Jéssica Senra, apresentadora do Bahia no Ar: líder desde janeiro de 2016 e interessando a concorrente (Divulgação)

A segunda ideia é reforçar o jornalismo. Salvador tem a prioridade hoje para ser a primeira afiliada a estrear a nova identidade visual da Globo, que estreou em maio na cidade de São Paulo, e que nesta semana, deve estrear em outras praças próprias da Globo, como Belo Horizonte. Foi cogitado mudar a nomenclatura Bahia Meio Dia para BATV – 1ª Edição para se dar uma ideia de um novo produto quando isso acontecer – para muitos, a marca BA Meio Dia está bem desgastada.

Falando em reforços, até mesmo novas contratações estão sendo pensadas. O nome dos sonhos seria da RecordTV Itapoan. Jéssica Senra, do Bahia no Ar, é considerada o nome ideal para liderar esta nova fase, mas sua contratação é improvável, pelas limitações financeiras que a TV Bahia tem – hoje, a RecordTV é a que paga os melhores salários para seus apresentadores e repórteres.

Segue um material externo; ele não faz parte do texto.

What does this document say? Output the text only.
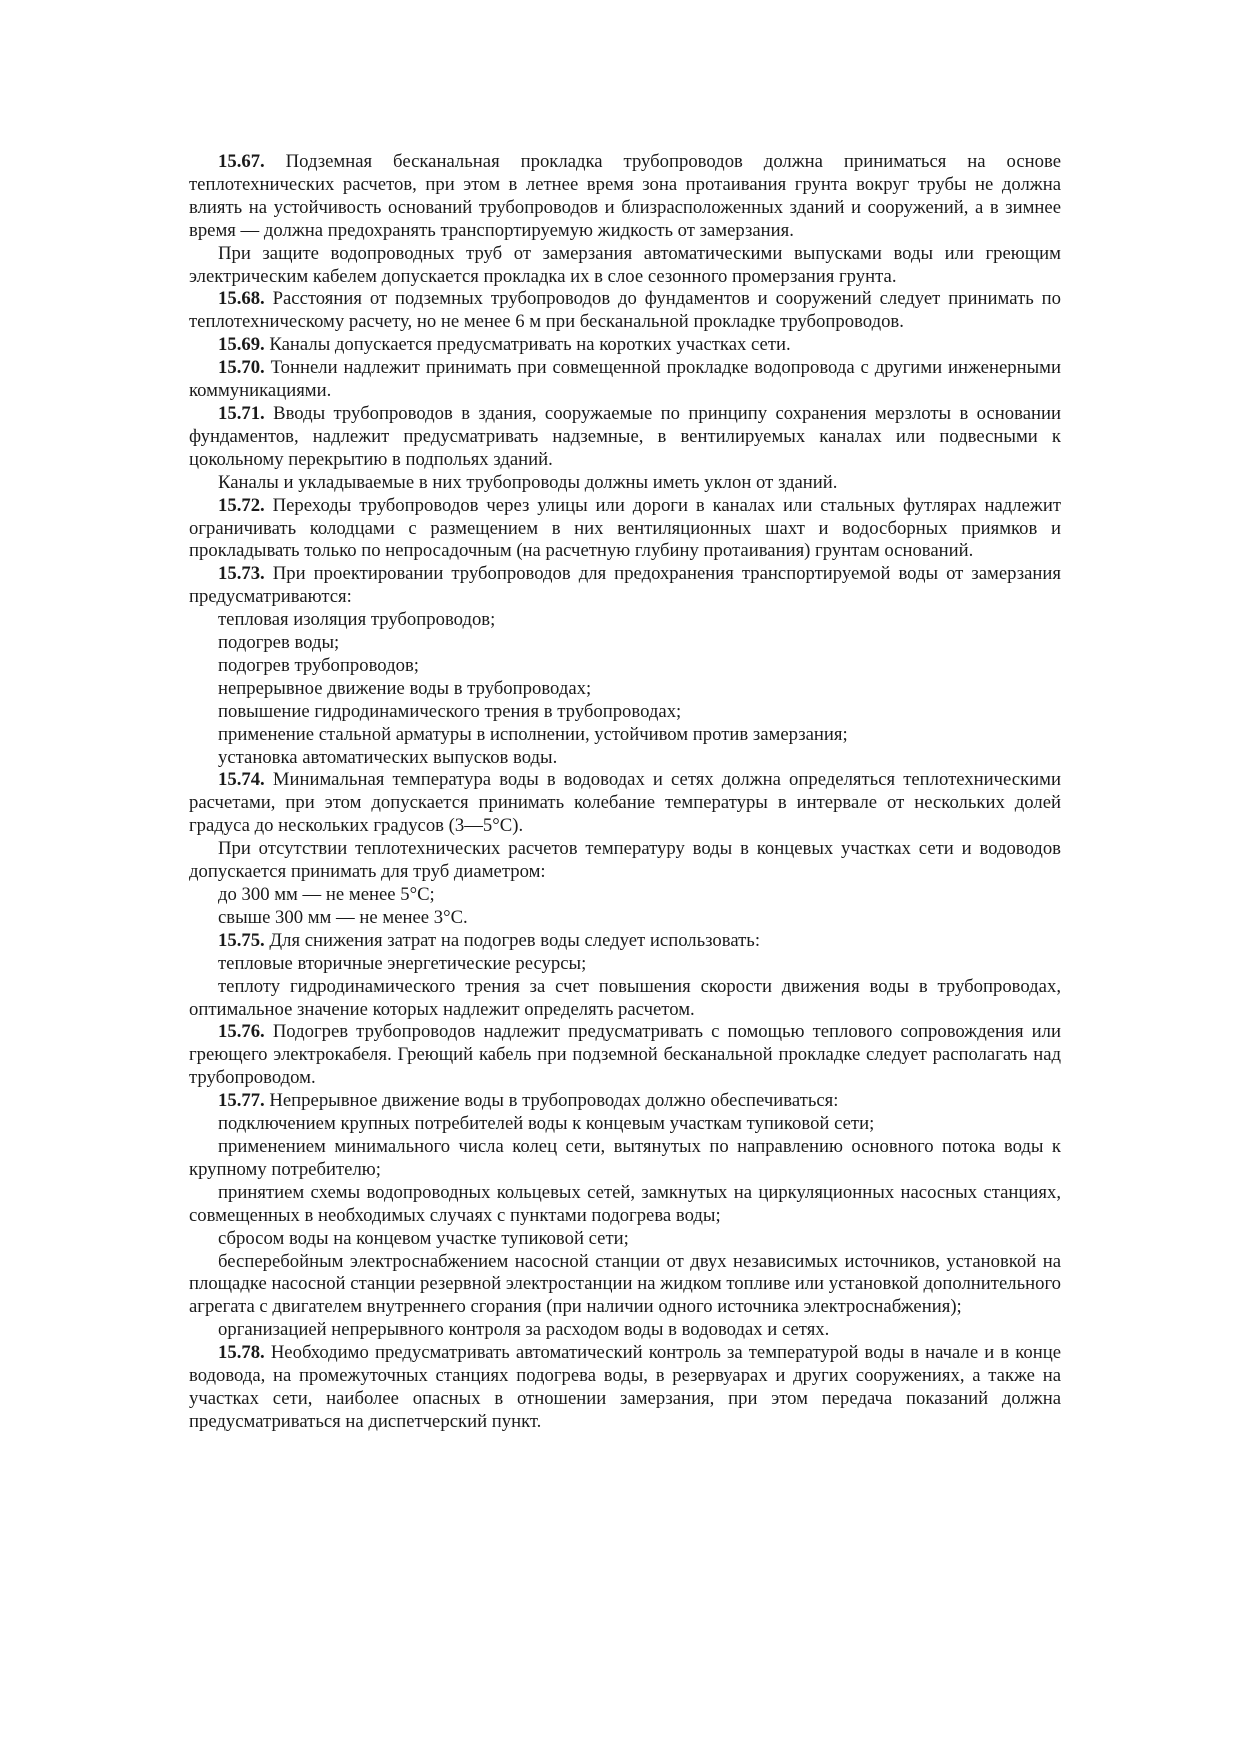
15.67. Подземная бесканальная прокладка трубопроводов должна приниматься на основе теплотехнических расчетов, при этом в летнее время зона протаивания грунта вокруг трубы не должна влиять на устойчивость оснований трубопроводов и близрасположенных зданий и сооружений, а в зимнее время — должна предохранять транспортируемую жидкость от замерзания.

При защите водопроводных труб от замерзания автоматическими выпусками воды или греющим электрическим кабелем допускается прокладка их в слое сезонного промерзания грунта.

15.68. Расстояния от подземных трубопроводов до фундаментов и сооружений следует принимать по теплотехническому расчету, но не менее 6 м при бесканальной прокладке трубопроводов.

15.69. Каналы допускается предусматривать на коротких участках сети.

15.70. Тоннели надлежит принимать при совмещенной прокладке водопровода с другими инженерными коммуникациями.

15.71. Вводы трубопроводов в здания, сооружаемые по принципу сохранения мерзлоты в основании фундаментов, надлежит предусматривать надземные, в вентилируемых каналах или подвесными к цокольному перекрытию в подпольях зданий.

Каналы и укладываемые в них трубопроводы должны иметь уклон от зданий.

15.72. Переходы трубопроводов через улицы или дороги в каналах или стальных футлярах надлежит ограничивать колодцами с размещением в них вентиляционных шахт и водосборных приямков и прокладывать только по непросадочным (на расчетную глубину протаивания) грунтам оснований.

15.73. При проектировании трубопроводов для предохранения транспортируемой воды от замерзания предусматриваются:

тепловая изоляция трубопроводов;

подогрев воды;

подогрев трубопроводов;

непрерывное движение воды в трубопроводах;

повышение гидродинамического трения в трубопроводах;

применение стальной арматуры в исполнении, устойчивом против замерзания;

установка автоматических выпусков воды.

15.74. Минимальная температура воды в водоводах и сетях должна определяться теплотехническими расчетами, при этом допускается принимать колебание температуры в интервале от нескольких долей градуса до нескольких градусов (3—5°С).

При отсутствии теплотехнических расчетов температуру воды в концевых участках сети и водоводов допускается принимать для труб диаметром:

до 300 мм — не менее 5°С;

свыше 300 мм — не менее 3°С.

15.75. Для снижения затрат на подогрев воды следует использовать:

тепловые вторичные энергетические ресурсы;

теплоту гидродинамического трения за счет повышения скорости движения воды в трубопроводах, оптимальное значение которых надлежит определять расчетом.

15.76. Подогрев трубопроводов надлежит предусматривать с помощью теплового сопровождения или греющего электрокабеля. Греющий кабель при подземной бесканальной прокладке следует располагать над трубопроводом.

15.77. Непрерывное движение воды в трубопроводах должно обеспечиваться:

подключением крупных потребителей воды к концевым участкам тупиковой сети;

применением минимального числа колец сети, вытянутых по направлению основного потока воды к крупному потребителю;

принятием схемы водопроводных кольцевых сетей, замкнутых на циркуляционных насосных станциях, совмещенных в необходимых случаях с пунктами подогрева воды;

сбросом воды на концевом участке тупиковой сети;

бесперебойным электроснабжением насосной станции от двух независимых источников, установкой на площадке насосной станции резервной электростанции на жидком топливе или установкой дополнительного агрегата с двигателем внутреннего сгорания (при наличии одного источника электроснабжения);

организацией непрерывного контроля за расходом воды в водоводах и сетях.

15.78. Необходимо предусматривать автоматический контроль за температурой воды в начале и в конце водовода, на промежуточных станциях подогрева воды, в резервуарах и других сооружениях, а также на участках сети, наиболее опасных в отношении замерзания, при этом передача показаний должна предусматриваться на диспетчерский пункт.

O fato é que em 2018 a Globo está disposta a acabar com a sua tormenta soteropolitana. O canal é, sim, líder na média, mas nunca sofreu tanto com derrotas como sofreu no último mês de novembro – mais de 10 programas da concorrência foram líderes no Ibope pelo menos por um minuto em Salvador. Foi o estopim para a mudança. E 2018 promete muito, porque ou estanca a sangria ou estanca a sangria. A situação é grave. Mas enquanto a TV Bahia/Globo não muda, a concorrência agradece.